Handle Maintenance Heartbeat Failure for Active Controller Service ActivationΒΆ

Maintenance is started by Service Management (along with other active controller services) based on one of the following 3 events:

  • on initial controller activity startup, or

  • on a controlled or uncontrolled controller SWACT, or

  • on active controller selection following a double controller reboot/power outage; i.e. DOR

In such events, Maintenance process startup queries System Inventory for a list of provisioned hosts along with their configuration and state information.

Hosts that are found to be in the unlocked/enabled state are expected to service Maintenance heartbeat.

However, the uptime on the active controller can impact how quickly Maintenance reacts to unlocked-enabled hosts that fail heartbeat following controller services activation.

If the active controller reboots or loses power, then the standby controller takes over by way of an uncontrolled SWACT.

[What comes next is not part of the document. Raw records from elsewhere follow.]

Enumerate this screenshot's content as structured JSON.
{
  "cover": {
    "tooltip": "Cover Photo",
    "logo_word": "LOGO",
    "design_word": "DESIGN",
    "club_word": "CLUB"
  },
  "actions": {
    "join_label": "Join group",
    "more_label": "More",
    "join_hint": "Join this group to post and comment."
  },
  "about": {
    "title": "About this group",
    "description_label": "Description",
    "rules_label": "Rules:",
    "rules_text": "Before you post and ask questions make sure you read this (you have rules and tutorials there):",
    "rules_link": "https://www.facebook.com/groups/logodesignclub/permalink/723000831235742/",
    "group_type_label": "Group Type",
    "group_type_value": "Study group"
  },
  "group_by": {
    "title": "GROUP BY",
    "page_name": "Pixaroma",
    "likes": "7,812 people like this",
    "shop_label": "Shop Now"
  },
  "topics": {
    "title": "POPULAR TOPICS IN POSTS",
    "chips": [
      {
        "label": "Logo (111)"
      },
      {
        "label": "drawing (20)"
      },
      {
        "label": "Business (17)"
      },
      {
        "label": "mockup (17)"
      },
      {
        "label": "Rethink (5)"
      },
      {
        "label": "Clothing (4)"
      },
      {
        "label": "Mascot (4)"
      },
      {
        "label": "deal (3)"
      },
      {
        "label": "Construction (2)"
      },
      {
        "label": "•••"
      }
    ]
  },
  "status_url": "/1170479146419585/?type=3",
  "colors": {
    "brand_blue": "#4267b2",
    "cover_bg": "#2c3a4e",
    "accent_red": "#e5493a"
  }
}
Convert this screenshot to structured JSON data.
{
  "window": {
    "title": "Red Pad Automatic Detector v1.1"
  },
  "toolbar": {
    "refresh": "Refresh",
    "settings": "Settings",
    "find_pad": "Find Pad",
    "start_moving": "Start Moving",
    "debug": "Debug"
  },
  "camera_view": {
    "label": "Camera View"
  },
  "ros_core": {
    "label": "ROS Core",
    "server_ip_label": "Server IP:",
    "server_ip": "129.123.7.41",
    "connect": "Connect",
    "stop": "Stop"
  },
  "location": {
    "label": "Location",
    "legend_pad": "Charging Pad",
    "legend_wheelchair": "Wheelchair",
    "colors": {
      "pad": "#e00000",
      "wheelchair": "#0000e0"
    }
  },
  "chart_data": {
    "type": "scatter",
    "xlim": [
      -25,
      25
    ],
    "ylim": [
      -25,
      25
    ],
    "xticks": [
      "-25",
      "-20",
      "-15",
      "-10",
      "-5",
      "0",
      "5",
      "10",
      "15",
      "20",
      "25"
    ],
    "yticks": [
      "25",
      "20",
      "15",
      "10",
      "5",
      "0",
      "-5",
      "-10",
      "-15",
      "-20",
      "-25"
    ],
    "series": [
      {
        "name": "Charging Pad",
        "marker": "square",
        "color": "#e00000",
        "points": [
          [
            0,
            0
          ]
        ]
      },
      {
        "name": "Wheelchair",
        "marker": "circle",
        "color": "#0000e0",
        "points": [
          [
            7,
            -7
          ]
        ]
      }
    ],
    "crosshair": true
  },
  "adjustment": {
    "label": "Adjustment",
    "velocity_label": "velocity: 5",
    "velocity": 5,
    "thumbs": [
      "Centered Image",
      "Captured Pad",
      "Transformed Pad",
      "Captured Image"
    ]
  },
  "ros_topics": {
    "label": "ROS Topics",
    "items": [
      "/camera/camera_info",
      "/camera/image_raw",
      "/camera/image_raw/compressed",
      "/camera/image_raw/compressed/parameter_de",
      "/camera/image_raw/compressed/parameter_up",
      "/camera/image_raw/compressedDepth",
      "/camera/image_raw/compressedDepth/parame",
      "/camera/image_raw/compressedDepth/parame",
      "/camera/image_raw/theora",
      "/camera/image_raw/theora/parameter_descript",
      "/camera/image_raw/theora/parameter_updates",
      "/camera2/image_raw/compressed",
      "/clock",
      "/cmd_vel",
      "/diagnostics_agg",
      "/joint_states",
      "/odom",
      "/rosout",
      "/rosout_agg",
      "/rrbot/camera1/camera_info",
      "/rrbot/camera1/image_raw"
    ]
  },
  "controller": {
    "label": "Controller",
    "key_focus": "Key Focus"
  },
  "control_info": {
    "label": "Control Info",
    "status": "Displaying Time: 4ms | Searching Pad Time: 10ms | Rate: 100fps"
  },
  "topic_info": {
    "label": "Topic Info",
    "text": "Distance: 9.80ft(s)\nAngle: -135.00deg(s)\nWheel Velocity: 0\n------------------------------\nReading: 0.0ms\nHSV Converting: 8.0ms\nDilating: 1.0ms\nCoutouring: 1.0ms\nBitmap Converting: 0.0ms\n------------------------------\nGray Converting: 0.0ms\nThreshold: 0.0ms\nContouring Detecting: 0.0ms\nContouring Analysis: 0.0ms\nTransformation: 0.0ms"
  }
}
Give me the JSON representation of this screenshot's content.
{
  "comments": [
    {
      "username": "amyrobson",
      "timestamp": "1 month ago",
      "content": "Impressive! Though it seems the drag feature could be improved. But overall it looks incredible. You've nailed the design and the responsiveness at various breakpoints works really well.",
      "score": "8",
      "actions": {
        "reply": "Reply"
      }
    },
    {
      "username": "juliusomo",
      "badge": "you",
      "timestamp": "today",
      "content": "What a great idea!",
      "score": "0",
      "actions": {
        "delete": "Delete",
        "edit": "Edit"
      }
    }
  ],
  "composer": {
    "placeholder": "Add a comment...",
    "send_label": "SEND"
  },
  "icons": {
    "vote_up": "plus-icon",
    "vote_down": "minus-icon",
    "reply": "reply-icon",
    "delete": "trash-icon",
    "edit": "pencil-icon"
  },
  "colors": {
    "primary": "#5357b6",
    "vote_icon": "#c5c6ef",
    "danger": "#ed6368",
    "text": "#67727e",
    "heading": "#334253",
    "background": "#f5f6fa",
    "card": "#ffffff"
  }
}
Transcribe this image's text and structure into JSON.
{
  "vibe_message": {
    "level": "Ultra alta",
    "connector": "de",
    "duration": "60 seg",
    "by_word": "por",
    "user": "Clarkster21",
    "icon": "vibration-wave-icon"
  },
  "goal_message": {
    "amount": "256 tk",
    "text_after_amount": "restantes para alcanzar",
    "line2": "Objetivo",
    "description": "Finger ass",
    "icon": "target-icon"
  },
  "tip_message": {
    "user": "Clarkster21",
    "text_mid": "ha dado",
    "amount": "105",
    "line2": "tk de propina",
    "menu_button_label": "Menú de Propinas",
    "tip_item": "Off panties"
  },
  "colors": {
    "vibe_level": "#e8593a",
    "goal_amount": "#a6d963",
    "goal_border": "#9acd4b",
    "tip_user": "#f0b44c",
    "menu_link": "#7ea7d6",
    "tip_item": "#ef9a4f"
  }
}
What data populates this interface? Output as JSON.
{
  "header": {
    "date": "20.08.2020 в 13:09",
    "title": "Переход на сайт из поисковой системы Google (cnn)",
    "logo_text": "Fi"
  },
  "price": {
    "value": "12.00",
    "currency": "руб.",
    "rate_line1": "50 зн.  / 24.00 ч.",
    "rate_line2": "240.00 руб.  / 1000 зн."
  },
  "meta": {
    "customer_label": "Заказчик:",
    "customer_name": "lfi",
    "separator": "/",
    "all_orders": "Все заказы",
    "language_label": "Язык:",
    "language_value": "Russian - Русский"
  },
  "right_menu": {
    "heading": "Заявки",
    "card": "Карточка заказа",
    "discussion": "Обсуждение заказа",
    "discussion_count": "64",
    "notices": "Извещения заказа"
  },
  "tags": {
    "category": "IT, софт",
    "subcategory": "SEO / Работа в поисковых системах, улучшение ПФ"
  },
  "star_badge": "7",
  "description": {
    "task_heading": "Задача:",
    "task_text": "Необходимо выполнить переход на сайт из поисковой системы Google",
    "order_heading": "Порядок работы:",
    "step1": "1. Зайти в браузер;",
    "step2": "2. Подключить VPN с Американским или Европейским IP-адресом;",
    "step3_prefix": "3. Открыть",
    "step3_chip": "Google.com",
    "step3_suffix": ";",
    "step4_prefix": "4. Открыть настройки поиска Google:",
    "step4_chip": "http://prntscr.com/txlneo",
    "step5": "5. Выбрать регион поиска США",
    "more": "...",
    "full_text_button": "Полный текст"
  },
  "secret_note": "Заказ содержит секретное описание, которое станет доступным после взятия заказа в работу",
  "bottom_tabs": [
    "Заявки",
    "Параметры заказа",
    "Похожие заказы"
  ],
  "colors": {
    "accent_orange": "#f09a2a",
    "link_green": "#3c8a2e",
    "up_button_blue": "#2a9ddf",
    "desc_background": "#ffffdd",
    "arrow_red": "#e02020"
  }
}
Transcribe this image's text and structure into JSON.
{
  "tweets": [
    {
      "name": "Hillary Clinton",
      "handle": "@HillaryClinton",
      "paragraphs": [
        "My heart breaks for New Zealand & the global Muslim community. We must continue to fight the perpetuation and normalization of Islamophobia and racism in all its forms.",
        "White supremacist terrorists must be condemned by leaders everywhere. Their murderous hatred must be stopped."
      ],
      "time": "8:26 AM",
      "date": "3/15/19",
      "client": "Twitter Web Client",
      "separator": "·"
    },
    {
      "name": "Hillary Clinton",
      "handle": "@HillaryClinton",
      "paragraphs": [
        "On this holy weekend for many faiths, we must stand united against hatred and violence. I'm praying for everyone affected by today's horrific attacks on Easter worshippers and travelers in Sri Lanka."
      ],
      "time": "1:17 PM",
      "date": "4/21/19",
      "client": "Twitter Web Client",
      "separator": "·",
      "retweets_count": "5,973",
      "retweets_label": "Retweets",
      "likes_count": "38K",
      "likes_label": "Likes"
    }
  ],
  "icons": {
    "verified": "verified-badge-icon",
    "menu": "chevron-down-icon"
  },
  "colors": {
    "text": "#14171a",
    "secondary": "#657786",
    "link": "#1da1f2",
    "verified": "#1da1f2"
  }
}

Greater than 15 minute uptime: When maintenance starts on a controller whose uptime is greater than 15 minutes, any host found to be in the unlocked/enabled state and not servicing heartbeat will be given a 5 second grace period before Maintenance declares the node failed and puts it into Graceful Recovery.

Graceful Recovery is a maintenance heartbeat failure state capable of avoiding a second reboot if the host was found to have already rebooted upon heartbeat loss recovery.

If both controllers reboot or lose power, then Service Management will start services on the first healthy controller following the outage.

Less than 15 minute uptime: When maintenance starts on a controller whose uptime is less than 15 minutes, it assumes the system is in DOR mode. Maintenance is more tolerant of unlocked/enabled hosts that are not immediately servicing heartbeat following maintenance process startup in DOR mode. Instead of failing a node after 5 seconds, it waits up to 10 minutes to give servers a longer grace period to recover, knowing that power outage recovery time can vary from server to server.